In my experience, most of our clients tend to use a 529 college savings account to save and invest for their kid’s college. It is easy, can provide a tax deduction in some states, and has other benefits (like multiple contributors) that often make it the best choice.
However, lately I have received lots of questions about using a Roth IRA as a means to save and invest for college. A Roth IRA is a terrific method to save for retirement… but for college? Well, in some cases, yes.
Like a 529 in California, Roth IRA contributions receive no tax-deduction, but they can grow tax deferred and can be withdrawn without penalty to pay for qualified educational expenses. One benefit of of using a Roth IRA instead of a 529 for college savings is that if your student doesn’t go to college, it can remain in your account and be used to supplement your income when you decide to retire. It is important to remember, though, that 529 accounts can be used for multiple family members as well, so the “dual purpose” element of the Roth IRA is good, but not the whole story.

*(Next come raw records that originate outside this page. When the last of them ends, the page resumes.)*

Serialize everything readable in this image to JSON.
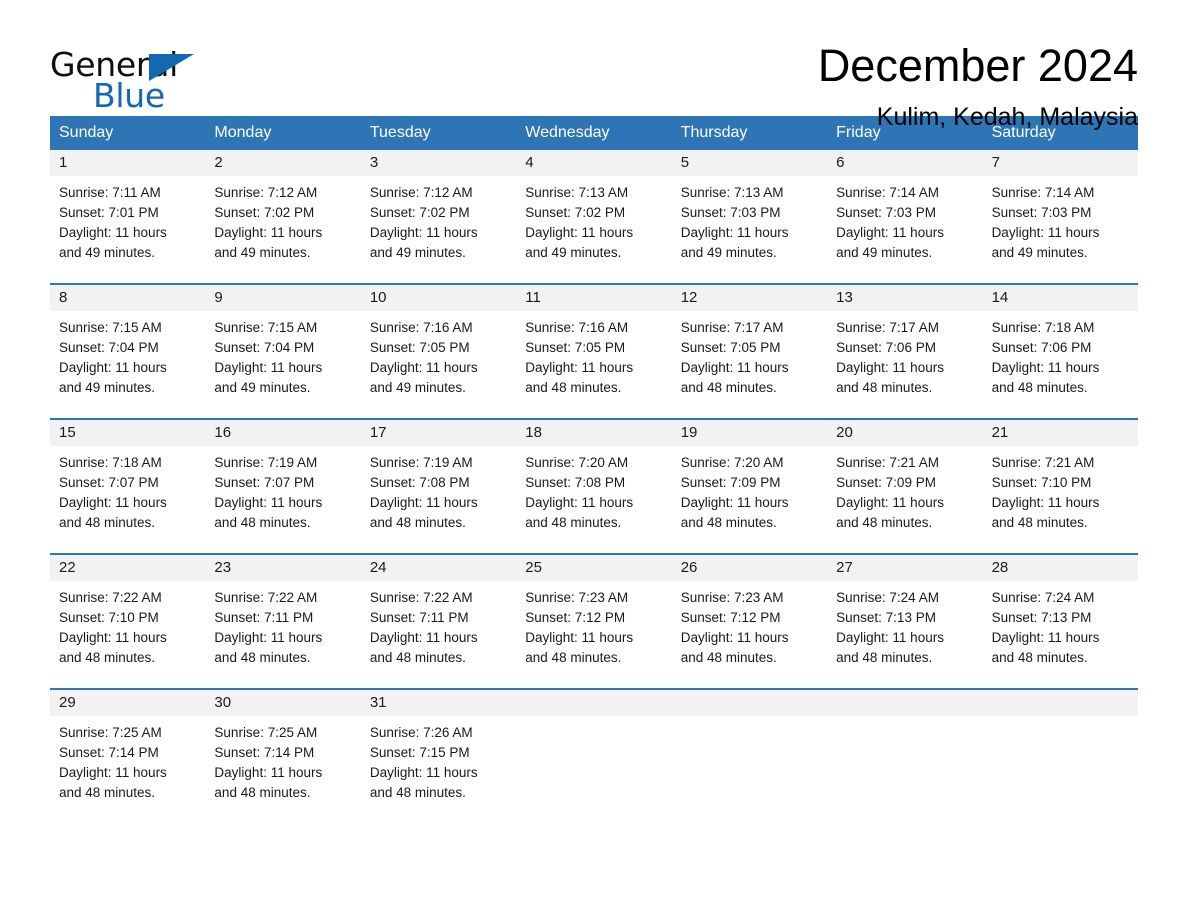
{
  "brand": {
    "line1": "General",
    "line2": "Blue",
    "flag_icon": "triangle-flag-icon",
    "accent_color": "#1268b3"
  },
  "header": {
    "title": "December 2024",
    "location": "Kulim, Kedah, Malaysia"
  },
  "theme": {
    "header_bar_color": "#2e75b6",
    "day_band_color": "#f2f2f2",
    "text_color": "#1a1a1a"
  },
  "weekdays": [
    "Sunday",
    "Monday",
    "Tuesday",
    "Wednesday",
    "Thursday",
    "Friday",
    "Saturday"
  ],
  "labels": {
    "sunrise_prefix": "Sunrise:",
    "sunset_prefix": "Sunset:",
    "daylight_prefix": "Daylight:"
  },
  "weeks": [
    [
      {
        "day": "1",
        "sunrise": "Sunrise: 7:11 AM",
        "sunset": "Sunset: 7:01 PM",
        "daylight_line1": "Daylight: 11 hours",
        "daylight_line2": "and 49 minutes."
      },
      {
        "day": "2",
        "sunrise": "Sunrise: 7:12 AM",
        "sunset": "Sunset: 7:02 PM",
        "daylight_line1": "Daylight: 11 hours",
        "daylight_line2": "and 49 minutes."
      },
      {
        "day": "3",
        "sunrise": "Sunrise: 7:12 AM",
        "sunset": "Sunset: 7:02 PM",
        "daylight_line1": "Daylight: 11 hours",
        "daylight_line2": "and 49 minutes."
      },
      {
        "day": "4",
        "sunrise": "Sunrise: 7:13 AM",
        "sunset": "Sunset: 7:02 PM",
        "daylight_line1": "Daylight: 11 hours",
        "daylight_line2": "and 49 minutes."
      },
      {
        "day": "5",
        "sunrise": "Sunrise: 7:13 AM",
        "sunset": "Sunset: 7:03 PM",
        "daylight_line1": "Daylight: 11 hours",
        "daylight_line2": "and 49 minutes."
      },
      {
        "day": "6",
        "sunrise": "Sunrise: 7:14 AM",
        "sunset": "Sunset: 7:03 PM",
        "daylight_line1": "Daylight: 11 hours",
        "daylight_line2": "and 49 minutes."
      },
      {
        "day": "7",
        "sunrise": "Sunrise: 7:14 AM",
        "sunset": "Sunset: 7:03 PM",
        "daylight_line1": "Daylight: 11 hours",
        "daylight_line2": "and 49 minutes."
      }
    ],
    [
      {
        "day": "8",
        "sunrise": "Sunrise: 7:15 AM",
        "sunset": "Sunset: 7:04 PM",
        "daylight_line1": "Daylight: 11 hours",
        "daylight_line2": "and 49 minutes."
      },
      {
        "day": "9",
        "sunrise": "Sunrise: 7:15 AM",
        "sunset": "Sunset: 7:04 PM",
        "daylight_line1": "Daylight: 11 hours",
        "daylight_line2": "and 49 minutes."
      },
      {
        "day": "10",
        "sunrise": "Sunrise: 7:16 AM",
        "sunset": "Sunset: 7:05 PM",
        "daylight_line1": "Daylight: 11 hours",
        "daylight_line2": "and 49 minutes."
      },
      {
        "day": "11",
        "sunrise": "Sunrise: 7:16 AM",
        "sunset": "Sunset: 7:05 PM",
        "daylight_line1": "Daylight: 11 hours",
        "daylight_line2": "and 48 minutes."
      },
      {
        "day": "12",
        "sunrise": "Sunrise: 7:17 AM",
        "sunset": "Sunset: 7:05 PM",
        "daylight_line1": "Daylight: 11 hours",
        "daylight_line2": "and 48 minutes."
      },
      {
        "day": "13",
        "sunrise": "Sunrise: 7:17 AM",
        "sunset": "Sunset: 7:06 PM",
        "daylight_line1": "Daylight: 11 hours",
        "daylight_line2": "and 48 minutes."
      },
      {
        "day": "14",
        "sunrise": "Sunrise: 7:18 AM",
        "sunset": "Sunset: 7:06 PM",
        "daylight_line1": "Daylight: 11 hours",
        "daylight_line2": "and 48 minutes."
      }
    ],
    [
      {
        "day": "15",
        "sunrise": "Sunrise: 7:18 AM",
        "sunset": "Sunset: 7:07 PM",
        "daylight_line1": "Daylight: 11 hours",
        "daylight_line2": "and 48 minutes."
      },
      {
        "day": "16",
        "sunrise": "Sunrise: 7:19 AM",
        "sunset": "Sunset: 7:07 PM",
        "daylight_line1": "Daylight: 11 hours",
        "daylight_line2": "and 48 minutes."
      },
      {
        "day": "17",
        "sunrise": "Sunrise: 7:19 AM",
        "sunset": "Sunset: 7:08 PM",
        "daylight_line1": "Daylight: 11 hours",
        "daylight_line2": "and 48 minutes."
      },
      {
        "day": "18",
        "sunrise": "Sunrise: 7:20 AM",
        "sunset": "Sunset: 7:08 PM",
        "daylight_line1": "Daylight: 11 hours",
        "daylight_line2": "and 48 minutes."
      },
      {
        "day": "19",
        "sunrise": "Sunrise: 7:20 AM",
        "sunset": "Sunset: 7:09 PM",
        "daylight_line1": "Daylight: 11 hours",
        "daylight_line2": "and 48 minutes."
      },
      {
        "day": "20",
        "sunrise": "Sunrise: 7:21 AM",
        "sunset": "Sunset: 7:09 PM",
        "daylight_line1": "Daylight: 11 hours",
        "daylight_line2": "and 48 minutes."
      },
      {
        "day": "21",
        "sunrise": "Sunrise: 7:21 AM",
        "sunset": "Sunset: 7:10 PM",
        "daylight_line1": "Daylight: 11 hours",
        "daylight_line2": "and 48 minutes."
      }
    ],
    [
      {
        "day": "22",
        "sunrise": "Sunrise: 7:22 AM",
        "sunset": "Sunset: 7:10 PM",
        "daylight_line1": "Daylight: 11 hours",
        "daylight_line2": "and 48 minutes."
      },
      {
        "day": "23",
        "sunrise": "Sunrise: 7:22 AM",
        "sunset": "Sunset: 7:11 PM",
        "daylight_line1": "Daylight: 11 hours",
        "daylight_line2": "and 48 minutes."
      },
      {
        "day": "24",
        "sunrise": "Sunrise: 7:22 AM",
        "sunset": "Sunset: 7:11 PM",
        "daylight_line1": "Daylight: 11 hours",
        "daylight_line2": "and 48 minutes."
      },
      {
        "day": "25",
        "sunrise": "Sunrise: 7:23 AM",
        "sunset": "Sunset: 7:12 PM",
        "daylight_line1": "Daylight: 11 hours",
        "daylight_line2": "and 48 minutes."
      },
      {
        "day": "26",
        "sunrise": "Sunrise: 7:23 AM",
        "sunset": "Sunset: 7:12 PM",
        "daylight_line1": "Daylight: 11 hours",
        "daylight_line2": "and 48 minutes."
      },
      {
        "day": "27",
        "sunrise": "Sunrise: 7:24 AM",
        "sunset": "Sunset: 7:13 PM",
        "daylight_line1": "Daylight: 11 hours",
        "daylight_line2": "and 48 minutes."
      },
      {
        "day": "28",
        "sunrise": "Sunrise: 7:24 AM",
        "sunset": "Sunset: 7:13 PM",
        "daylight_line1": "Daylight: 11 hours",
        "daylight_line2": "and 48 minutes."
      }
    ],
    [
      {
        "day": "29",
        "sunrise": "Sunrise: 7:25 AM",
        "sunset": "Sunset: 7:14 PM",
        "daylight_line1": "Daylight: 11 hours",
        "daylight_line2": "and 48 minutes."
      },
      {
        "day": "30",
        "sunrise": "Sunrise: 7:25 AM",
        "sunset": "Sunset: 7:14 PM",
        "daylight_line1": "Daylight: 11 hours",
        "daylight_line2": "and 48 minutes."
      },
      {
        "day": "31",
        "sunrise": "Sunrise: 7:26 AM",
        "sunset": "Sunset: 7:15 PM",
        "daylight_line1": "Daylight: 11 hours",
        "daylight_line2": "and 48 minutes."
      },
      {
        "day": "",
        "sunrise": "",
        "sunset": "",
        "daylight_line1": "",
        "daylight_line2": ""
      },
      {
        "day": "",
        "sunrise": "",
        "sunset": "",
        "daylight_line1": "",
        "daylight_line2": ""
      },
      {
        "day": "",
        "sunrise": "",
        "sunset": "",
        "daylight_line1": "",
        "daylight_line2": ""
      },
      {
        "day": "",
        "sunrise": "",
        "sunset": "",
        "daylight_line1": "",
        "daylight_line2": ""
      }
    ]
  ]
}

So, why wouldn’t you use a Roth IRA to save for your child’s college expenses? In short, there are many more restrictions that make it harder to use. First, contributions to a Roth IRA must come from only one person, and it must be done with their “earned” income. This can sometimes eliminate the gift contributions that grandparents and other family members like to make from time to time. Second, the contribution limits are much lower in a Roth IRA than they are in a 529 (only $5,500 if you are under 50), so you won’t be able to save as much in a year. Finally, if you are single and make more than $133,000 a year or more, or are married and make $196,000 a year or more, you won’t be able to contribute to a Roth IRA at all.
I tend to prefer the 529 college savings accounts because of the higher contribution limits (there is an overall maximum account balance limit of $475,000), the ability of several people/family members to contribute to the same account, and because it doesn’t interfere with important “space” in a person’s retirement savings plan. Also if the money is used for higher education, 529 plans allow for tax-free withdrawal of earnings before you are age 59 and a half, whereas your Roth IRA earnings would be taxed.
Also, keep in mind that withdrawals from a Roth IRA will count as income on the FAFSA application, even if it is not taxed as income. This will have a larger impact on aid than 529 assets for your child, which means that Roth IRA withdrawals should really be used to fund the last year(s) of college.
I think that using a Roth IRA to save for college is generally attractive for people who are concerned their kids won’t go to college, because the back-up plan is that the money could be used to fund retirement. However, in the case where at least one kids will certainly go to college or beyond, the 529 is the better option.
The opinions voiced in this material are for general information only and are not intended to provide specific advice or recommendations for any individual.
Prior to investing in a 529 Plan investors should consider whether the investor's or designated beneficiary's home state offers any state tax or other benefits that are only available for investments in such state's qualified tuition program. Withdrawals used for qualified expenses are federally tax free. Tax treatment at the state level may vary. Please consult with your tax advisor before investing.
The Roth IRA offers tax deferral on any earnings in the account. Withdrawals from the account may be tax free, as long as they are considered qualified. Withdrawals prior to age 59 ½ or prior to the account being opened for 5 years, whichever is later, may result in a 10% IRS penalty tax. Future tax laws are subject to change.